I’ve read you’re pitching the film for a series, how’s that going?
It’s going really well, we’re in talks with Netflix and Hulu currently. It’s all still in development so I can’t say too much. But it’ll be more in an anthology format, and have the same kind of dark humor to it. Thematically living in a very youthful world still as well.
I instantly loved the dialogue, how real and current the conversation felt, and that there was room for some play with humor and subtle comedy.
Radical Honesty had its world premiere at SXSW earlier this year, I heard you were working up to the wire to make the deadline.

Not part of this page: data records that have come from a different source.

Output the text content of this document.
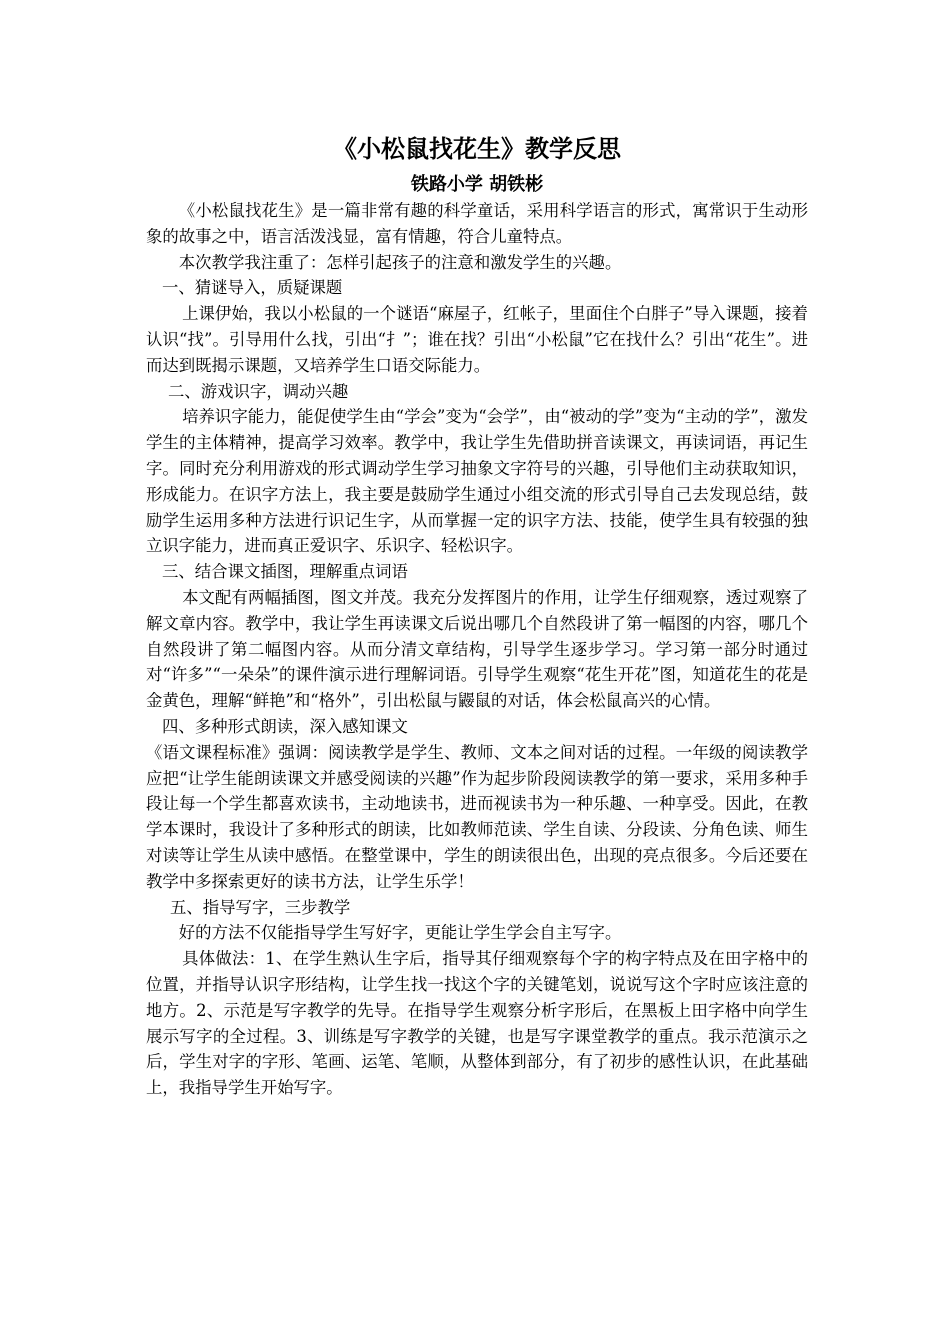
《小松鼠找花生》教学反思
铁路小学 胡铁彬

《小松鼠找花生》是一篇非常有趣的科学童话，采用科学语言的形式，寓常识于生动形象的故事之中，语言活泼浅显，富有情趣，符合儿童特点。

本次教学我注重了：怎样引起孩子的注意和激发学生的兴趣。

一、猜谜导入，质疑课题

上课伊始，我以小松鼠的一个谜语“麻屋子，红帐子，里面住个白胖子”导入课题，接着认识“找”。引导用什么找，引出“扌”；谁在找？引出“小松鼠”它在找什么？引出“花生”。进而达到既揭示课题，又培养学生口语交际能力。

二、游戏识字，调动兴趣

培养识字能力，能促使学生由“学会”变为“会学”，由“被动的学”变为“主动的学”，激发学生的主体精神，提高学习效率。教学中，我让学生先借助拼音读课文，再读词语，再记生字。同时充分利用游戏的形式调动学生学习抽象文字符号的兴趣，引导他们主动获取知识，形成能力。在识字方法上，我主要是鼓励学生通过小组交流的形式引导自己去发现总结，鼓励学生运用多种方法进行识记生字，从而掌握一定的识字方法、技能，使学生具有较强的独立识字能力，进而真正爱识字、乐识字、轻松识字。

三、结合课文插图，理解重点词语

本文配有两幅插图，图文并茂。我充分发挥图片的作用，让学生仔细观察，透过观察了解文章内容。教学中，我让学生再读课文后说出哪几个自然段讲了第一幅图的内容，哪几个自然段讲了第二幅图内容。从而分清文章结构，引导学生逐步学习。学习第一部分时通过对“许多”“一朵朵”的课件演示进行理解词语。引导学生观察“花生开花”图，知道花生的花是金黄色，理解“鲜艳”和“格外”，引出松鼠与鼹鼠的对话，体会松鼠高兴的心情。

四、多种形式朗读，深入感知课文

《语文课程标准》强调：阅读教学是学生、教师、文本之间对话的过程。一年级的阅读教学应把“让学生能朗读课文并感受阅读的兴趣”作为起步阶段阅读教学的第一要求，采用多种手段让每一个学生都喜欢读书，主动地读书，进而视读书为一种乐趣、一种享受。因此，在教学本课时，我设计了多种形式的朗读，比如教师范读、学生自读、分段读、分角色读、师生对读等让学生从读中感悟。在整堂课中，学生的朗读很出色，出现的亮点很多。今后还要在教学中多探索更好的读书方法，让学生乐学！

五、指导写字，三步教学

好的方法不仅能指导学生写好字，更能让学生学会自主写字。

具体做法：1、在学生熟认生字后，指导其仔细观察每个字的构字特点及在田字格中的位置，并指导认识字形结构，让学生找一找这个字的关键笔划，说说写这个字时应该注意的地方。2、示范是写字教学的先导。在指导学生观察分析字形后，在黑板上田字格中向学生展示写字的全过程。3、训练是写字教学的关键，也是写字课堂教学的重点。我示范演示之后，学生对字的字形、笔画、运笔、笔顺，从整体到部分，有了初步的感性认识，在此基础上，我指导学生开始写字。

We shot this a couple of weeks before the SXSW deadline, luckily we didn’t need a lot of technical equipment and used a Steadicam for the opening scene, Arri Alexa mini for camera, Cooke Panchros for lenses so we were ready to go. I knew I really wanted Radical Honesty to premiere there, so we dug into the edit immediately and submitted a WIP (work in progress) version to SXSW. After that it took about a month to lock the edit and find the right track.
Did you find there were a lot of changes from that WIP edit submitted to SXSW to the final version?
Yes, many, Ha! We barely made the submission deadline so the original edit I submitted didn’t have music, and still needed a lot of work as far as tightening the selected performances, etc. I was so thankful and happy that SXSW allows filmmakers to submit WIP pieces.
Do you think having pressure on the edit for a SXSW premiere affected the film at all?
Yes, a bit… but I think in a good way actually. I love a tight deadline, it helps me not procrastinate, so knowing we had weeks to finish really pushed me to focus and put all of my time and energy into finishing and getting it to a place that I felt good about.
Apart from the (fingers crossed) imminent series, what are you working on next?
Fingers are definitely crossed! Yes, a couple of things. Allison and I are working on another short, and a longer format film based off of that short. I’m also working on another film pitch with Netflix that hopefully gets picked up.